Abstract 1661P
Background
The nodal involvement status in sarcoma patients (pts) is traditionally considered to correlate with similar prognosis as the distant metastases. However, the data on radical treatment in sarcoma pts with resectable nodal metastases is limited. The aim of this study was to assess the outcomes of sarcoma pts treated with sentinel lymph node biopsy (SLNB) and therapeutic lymph node dissection (TLND) due to regional lymph node metastases.
Methods
In this retrospective study, we enrolled 64 subsequent pts treated in our institution between 1996 and 2019, who underwent SLNB and/or TLND. TLND was performed due to palpable nodal metastases or after positive SLNB. The clinicopathological data were retrieved from electronic health records.
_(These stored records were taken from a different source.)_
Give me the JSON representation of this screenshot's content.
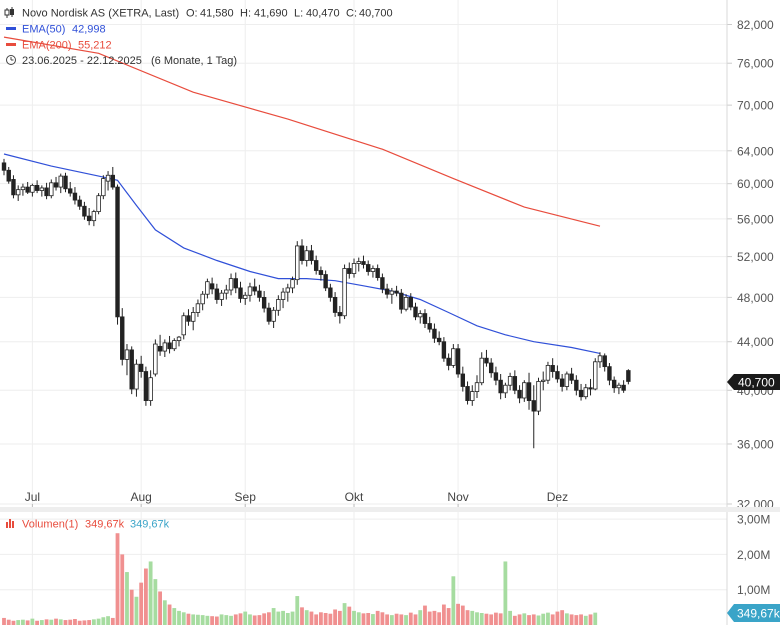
{
  "legend": {
    "title": "Novo Nordisk AS (XETRA, Last)",
    "ohlc": [
      {
        "label": "O:",
        "value": "41,580"
      },
      {
        "label": "H:",
        "value": "41,690"
      },
      {
        "label": "L:",
        "value": "40,470"
      },
      {
        "label": "C:",
        "value": "40,700"
      }
    ],
    "ema50": {
      "label": "EMA(50)",
      "value": "42,998",
      "color": "#3050d8"
    },
    "ema200": {
      "label": "EMA(200)",
      "value": "55,212",
      "color": "#e84c3d"
    },
    "range": "23.06.2025 - 22.12.2025",
    "range_note": "(6 Monate, 1 Tag)"
  },
  "last_price_badge": "40,700",
  "volume_legend": {
    "label": "Volumen(1)",
    "value_red": "349,67k",
    "value_blue": "349,67k"
  },
  "volume_badge": "349,67k",
  "colors": {
    "up": "#a6dca0",
    "down": "#f09090",
    "ema50": "#3050d8",
    "ema200": "#e84c3d",
    "badge": "#1a1a1a",
    "vol_badge": "#3aa4c8"
  },
  "chart_data": [
    {
      "type": "candlestick",
      "x_labels": [
        "Jul",
        "Aug",
        "Sep",
        "Okt",
        "Nov",
        "Dez"
      ],
      "x_label_index": [
        6,
        29,
        51,
        74,
        96,
        117
      ],
      "y_ticks": [
        "82,000",
        "76,000",
        "70,000",
        "64,000",
        "60,000",
        "56,000",
        "52,000",
        "48,000",
        "44,000",
        "40,000",
        "36,000",
        "32,000"
      ],
      "y_tick_values": [
        82,
        76,
        70,
        64,
        60,
        56,
        52,
        48,
        44,
        40,
        36,
        32
      ],
      "y_scale": "log",
      "ylim": [
        32,
        85
      ],
      "candles_ohlc": [
        [
          62.5,
          63.0,
          61.0,
          61.6
        ],
        [
          61.6,
          62.0,
          60.0,
          60.3
        ],
        [
          60.5,
          61.0,
          58.3,
          58.7
        ],
        [
          58.7,
          59.8,
          58.0,
          59.3
        ],
        [
          59.3,
          60.0,
          58.6,
          59.6
        ],
        [
          59.6,
          60.2,
          58.8,
          59.0
        ],
        [
          59.0,
          60.0,
          58.5,
          59.8
        ],
        [
          59.8,
          60.4,
          58.9,
          59.2
        ],
        [
          59.2,
          59.8,
          58.5,
          59.5
        ],
        [
          59.5,
          60.1,
          58.2,
          58.6
        ],
        [
          58.6,
          60.5,
          58.3,
          60.1
        ],
        [
          60.1,
          60.8,
          59.2,
          59.6
        ],
        [
          59.6,
          61.2,
          58.9,
          60.9
        ],
        [
          60.9,
          61.3,
          59.0,
          59.4
        ],
        [
          59.4,
          60.2,
          58.5,
          58.9
        ],
        [
          58.9,
          59.6,
          57.6,
          58.1
        ],
        [
          58.1,
          58.6,
          57.0,
          57.4
        ],
        [
          57.4,
          57.9,
          55.9,
          56.3
        ],
        [
          56.3,
          57.2,
          55.3,
          55.8
        ],
        [
          55.8,
          57.0,
          55.2,
          56.8
        ],
        [
          56.8,
          58.9,
          56.5,
          58.6
        ],
        [
          58.6,
          61.0,
          58.2,
          60.6
        ],
        [
          60.3,
          61.5,
          59.2,
          61.0
        ],
        [
          61.0,
          62.0,
          59.3,
          59.6
        ],
        [
          59.6,
          59.9,
          45.5,
          46.2
        ],
        [
          46.2,
          47.0,
          42.0,
          42.5
        ],
        [
          42.5,
          43.8,
          41.2,
          43.3
        ],
        [
          43.3,
          43.6,
          39.7,
          40.1
        ],
        [
          40.1,
          42.5,
          39.5,
          42.1
        ],
        [
          42.1,
          42.8,
          41.0,
          41.5
        ],
        [
          41.5,
          41.9,
          38.8,
          39.2
        ],
        [
          39.2,
          41.6,
          38.8,
          41.0
        ],
        [
          41.3,
          44.2,
          41.1,
          43.8
        ],
        [
          43.6,
          44.6,
          42.8,
          43.2
        ],
        [
          43.2,
          44.2,
          42.7,
          43.9
        ],
        [
          43.9,
          44.5,
          43.0,
          43.4
        ],
        [
          43.4,
          44.3,
          43.2,
          44.1
        ],
        [
          44.1,
          44.5,
          43.6,
          44.4
        ],
        [
          44.6,
          46.6,
          44.2,
          46.3
        ],
        [
          46.3,
          46.9,
          45.4,
          45.8
        ],
        [
          45.8,
          47.1,
          45.0,
          46.6
        ],
        [
          46.6,
          47.8,
          46.2,
          47.4
        ],
        [
          47.4,
          48.6,
          46.8,
          48.3
        ],
        [
          48.3,
          49.8,
          47.9,
          49.5
        ],
        [
          49.3,
          49.9,
          48.3,
          48.8
        ],
        [
          48.8,
          49.3,
          47.4,
          47.8
        ],
        [
          47.8,
          48.7,
          47.2,
          48.4
        ],
        [
          48.4,
          49.2,
          47.8,
          48.7
        ],
        [
          48.7,
          50.3,
          48.2,
          49.8
        ],
        [
          49.8,
          50.4,
          48.4,
          48.9
        ],
        [
          48.9,
          49.5,
          47.5,
          47.9
        ],
        [
          47.9,
          48.5,
          47.3,
          48.2
        ],
        [
          48.2,
          49.4,
          47.6,
          49.0
        ],
        [
          49.0,
          49.8,
          48.2,
          48.6
        ],
        [
          48.6,
          49.2,
          47.6,
          48.0
        ],
        [
          48.0,
          48.6,
          46.6,
          47.0
        ],
        [
          47.0,
          47.5,
          45.5,
          45.8
        ],
        [
          45.8,
          47.1,
          45.2,
          46.8
        ],
        [
          46.8,
          48.2,
          46.3,
          47.8
        ],
        [
          47.8,
          48.9,
          47.0,
          48.5
        ],
        [
          48.5,
          49.3,
          47.6,
          48.9
        ],
        [
          48.9,
          50.0,
          48.4,
          49.7
        ],
        [
          49.7,
          53.6,
          49.2,
          53.1
        ],
        [
          53.1,
          53.8,
          51.2,
          51.6
        ],
        [
          51.6,
          53.1,
          51.0,
          52.6
        ],
        [
          52.6,
          53.2,
          51.2,
          51.6
        ],
        [
          51.6,
          52.1,
          50.2,
          50.6
        ],
        [
          50.6,
          51.0,
          49.6,
          50.2
        ],
        [
          50.2,
          50.6,
          48.6,
          48.9
        ],
        [
          48.9,
          49.3,
          47.6,
          48.0
        ],
        [
          48.0,
          48.5,
          46.2,
          46.6
        ],
        [
          46.6,
          47.2,
          45.6,
          46.3
        ],
        [
          46.3,
          51.2,
          46.0,
          50.8
        ],
        [
          50.8,
          51.4,
          49.8,
          50.3
        ],
        [
          50.3,
          51.8,
          49.9,
          51.3
        ],
        [
          51.3,
          51.9,
          50.5,
          51.5
        ],
        [
          51.5,
          52.1,
          50.8,
          51.2
        ],
        [
          51.2,
          51.6,
          50.1,
          50.5
        ],
        [
          50.5,
          51.1,
          49.9,
          50.8
        ],
        [
          50.8,
          51.2,
          49.6,
          49.9
        ],
        [
          49.9,
          50.3,
          48.4,
          48.8
        ],
        [
          48.8,
          49.3,
          47.9,
          48.3
        ],
        [
          48.3,
          48.9,
          47.4,
          48.6
        ],
        [
          48.6,
          49.1,
          48.1,
          48.4
        ],
        [
          48.4,
          48.8,
          46.5,
          46.9
        ],
        [
          46.9,
          48.3,
          46.7,
          48.0
        ],
        [
          48.0,
          48.4,
          46.8,
          47.1
        ],
        [
          47.1,
          47.5,
          45.9,
          46.2
        ],
        [
          46.2,
          46.8,
          45.6,
          46.5
        ],
        [
          46.5,
          46.9,
          45.2,
          45.6
        ],
        [
          45.6,
          46.2,
          44.8,
          45.1
        ],
        [
          45.1,
          45.6,
          43.9,
          44.3
        ],
        [
          44.3,
          44.9,
          43.7,
          44.0
        ],
        [
          44.0,
          44.4,
          42.3,
          42.6
        ],
        [
          42.6,
          43.0,
          41.6,
          42.0
        ],
        [
          42.0,
          43.8,
          41.8,
          43.4
        ],
        [
          43.4,
          43.8,
          41.0,
          41.3
        ],
        [
          41.3,
          41.9,
          39.9,
          40.3
        ],
        [
          40.3,
          40.7,
          38.9,
          39.2
        ],
        [
          39.2,
          40.4,
          38.8,
          39.9
        ],
        [
          39.9,
          41.2,
          39.4,
          40.6
        ],
        [
          40.6,
          43.1,
          40.4,
          42.6
        ],
        [
          42.6,
          43.3,
          41.9,
          42.2
        ],
        [
          42.2,
          42.6,
          41.0,
          41.4
        ],
        [
          41.4,
          41.9,
          40.4,
          40.8
        ],
        [
          40.8,
          41.3,
          39.3,
          39.8
        ],
        [
          39.8,
          40.6,
          39.4,
          40.4
        ],
        [
          40.4,
          41.4,
          40.0,
          41.1
        ],
        [
          41.1,
          41.6,
          39.7,
          40.0
        ],
        [
          40.0,
          40.4,
          39.0,
          39.4
        ],
        [
          39.4,
          40.8,
          39.1,
          40.6
        ],
        [
          40.6,
          41.4,
          38.5,
          39.2
        ],
        [
          39.2,
          40.4,
          35.7,
          38.4
        ],
        [
          38.4,
          41.0,
          38.1,
          40.7
        ],
        [
          40.7,
          41.5,
          40.0,
          40.8
        ],
        [
          40.8,
          42.3,
          40.5,
          42.0
        ],
        [
          42.0,
          42.6,
          41.0,
          41.5
        ],
        [
          41.5,
          42.0,
          40.6,
          40.9
        ],
        [
          40.9,
          41.3,
          39.9,
          40.3
        ],
        [
          40.3,
          41.5,
          40.0,
          41.3
        ],
        [
          41.3,
          41.8,
          40.5,
          40.8
        ],
        [
          40.8,
          41.2,
          39.6,
          40.0
        ],
        [
          40.0,
          40.5,
          39.2,
          39.5
        ],
        [
          39.5,
          40.5,
          39.3,
          40.2
        ],
        [
          40.2,
          40.9,
          39.6,
          40.1
        ],
        [
          40.1,
          42.6,
          40.0,
          42.3
        ],
        [
          42.3,
          43.1,
          41.8,
          42.8
        ],
        [
          42.8,
          43.0,
          41.5,
          41.9
        ],
        [
          41.9,
          42.2,
          40.4,
          40.8
        ],
        [
          40.8,
          41.1,
          39.8,
          40.2
        ],
        [
          40.2,
          40.6,
          39.7,
          40.4
        ],
        [
          40.4,
          40.8,
          39.8,
          40.0
        ],
        [
          41.58,
          41.69,
          40.47,
          40.7
        ]
      ]
    },
    {
      "type": "line",
      "series": [
        {
          "name": "EMA(50)",
          "color": "#3050d8",
          "points": [
            [
              0,
              63.6
            ],
            [
              10,
              62.1
            ],
            [
              20,
              60.9
            ],
            [
              24,
              60.4
            ],
            [
              28,
              57.5
            ],
            [
              32,
              54.8
            ],
            [
              38,
              52.9
            ],
            [
              45,
              51.6
            ],
            [
              52,
              50.5
            ],
            [
              58,
              49.8
            ],
            [
              64,
              49.8
            ],
            [
              70,
              49.6
            ],
            [
              76,
              49.1
            ],
            [
              82,
              48.6
            ],
            [
              88,
              47.8
            ],
            [
              94,
              46.6
            ],
            [
              100,
              45.4
            ],
            [
              106,
              44.6
            ],
            [
              112,
              44.0
            ],
            [
              120,
              43.5
            ],
            [
              126,
              43.0
            ]
          ]
        },
        {
          "name": "EMA(200)",
          "color": "#e84c3d",
          "points": [
            [
              0,
              80.0
            ],
            [
              20,
              77.5
            ],
            [
              40,
              71.8
            ],
            [
              60,
              68.1
            ],
            [
              80,
              64.2
            ],
            [
              95,
              60.6
            ],
            [
              110,
              57.3
            ],
            [
              126,
              55.2
            ]
          ]
        }
      ]
    },
    {
      "type": "bar",
      "name": "Volumen(1)",
      "y_ticks": [
        "3,00M",
        "2,00M",
        "1,00M"
      ],
      "y_tick_values": [
        3.0,
        2.0,
        1.0
      ],
      "ylim": [
        0,
        3.2
      ],
      "values_m": [
        0.2,
        0.15,
        0.12,
        0.14,
        0.15,
        0.13,
        0.18,
        0.12,
        0.14,
        0.16,
        0.15,
        0.18,
        0.16,
        0.14,
        0.15,
        0.17,
        0.12,
        0.13,
        0.14,
        0.16,
        0.18,
        0.22,
        0.25,
        0.2,
        2.6,
        2.0,
        1.5,
        1.0,
        0.8,
        1.2,
        1.6,
        1.8,
        1.3,
        0.95,
        0.7,
        0.58,
        0.48,
        0.4,
        0.36,
        0.32,
        0.3,
        0.29,
        0.28,
        0.26,
        0.25,
        0.24,
        0.3,
        0.28,
        0.26,
        0.3,
        0.33,
        0.38,
        0.3,
        0.27,
        0.28,
        0.33,
        0.36,
        0.48,
        0.38,
        0.4,
        0.34,
        0.38,
        0.82,
        0.5,
        0.42,
        0.38,
        0.3,
        0.36,
        0.34,
        0.32,
        0.44,
        0.4,
        0.62,
        0.52,
        0.4,
        0.36,
        0.33,
        0.34,
        0.31,
        0.4,
        0.36,
        0.3,
        0.28,
        0.32,
        0.3,
        0.28,
        0.35,
        0.3,
        0.42,
        0.55,
        0.38,
        0.4,
        0.36,
        0.58,
        0.48,
        1.38,
        0.6,
        0.55,
        0.42,
        0.4,
        0.36,
        0.34,
        0.32,
        0.3,
        0.35,
        0.33,
        1.8,
        0.4,
        0.26,
        0.3,
        0.33,
        0.28,
        0.3,
        0.27,
        0.32,
        0.35,
        0.3,
        0.38,
        0.42,
        0.33,
        0.3,
        0.28,
        0.3,
        0.26,
        0.3,
        0.35
      ]
    }
  ]
}
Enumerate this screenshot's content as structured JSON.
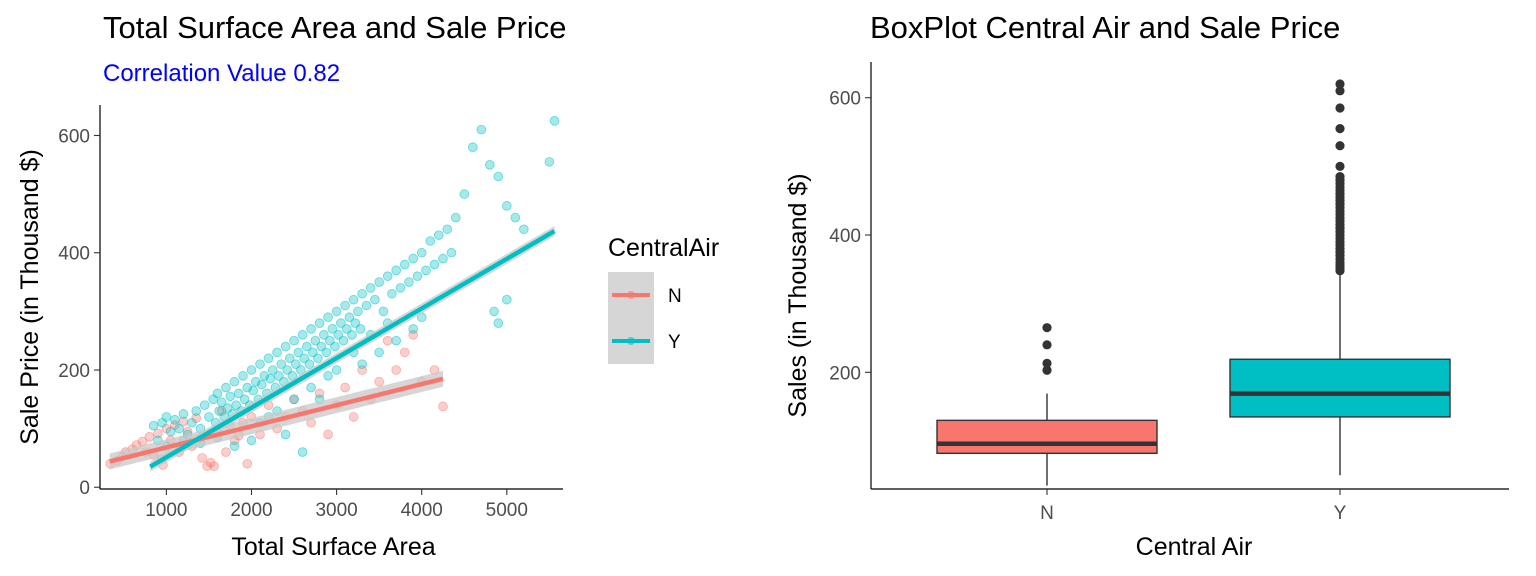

The overall survival (OS) was calculated from the radical resection of involved LN to death. Kaplan-Meier estimator and Cox's proportional hazard model were used.
Results
27 females and 37 males were treated including 24 pts with epithelioid sarcoma (ES), 21 - clear cell sarcoma (CCS), 12 - synovial sarcoma (SaSy), and 7 with rhabdomyosarcoma (RMS). The median age was 35 (IQR: 25-46). The median follow-up period was 66 months (95%CI: 60-118). SLNB was performed in 33 cases and positive in 12 (6 ES, 3 CCS, 2 RMS, 1 SaSy). All but one patients with positive SLNB and all pts with resectable clinically detected nodal metastases underwent TLND (positive in 37 cases). Overall no nodal involvement was found in 21 cases (SLN negative), micrometastatic nodal involvement (positive SLNB and negative TLND) in 9 cases and positive TLND - in 34 cases. There were no significant differences in OS between cases with non and with micrometastatic nodal involvement and for those pts OS was 70 months (95%CI: 54-NA). In the group of pts with LN metastases confirmed in TLND the median OS was 18 months (95%CI: 17-48) only. The difference between these two groups was significant with a hazard ratio of 4.6 (95%CI: 2.1-9.7, p < 0.001).
Conclusions
Presence of macroscopic metastases in regional lymph nodes is related to poor prognosis in sarcoma patients. Early detection of LN metastases by SLNB in sarcoma subtypes know for frequent LN involvement maybe related to improved treatment efficacy and survival of those patients.
Clinical trial identification
Editorial acknowledgement
Legal entity responsible for the study
The authors.
Funding
Has not received any funding.
Disclosure
All authors have declared no conflicts of interest.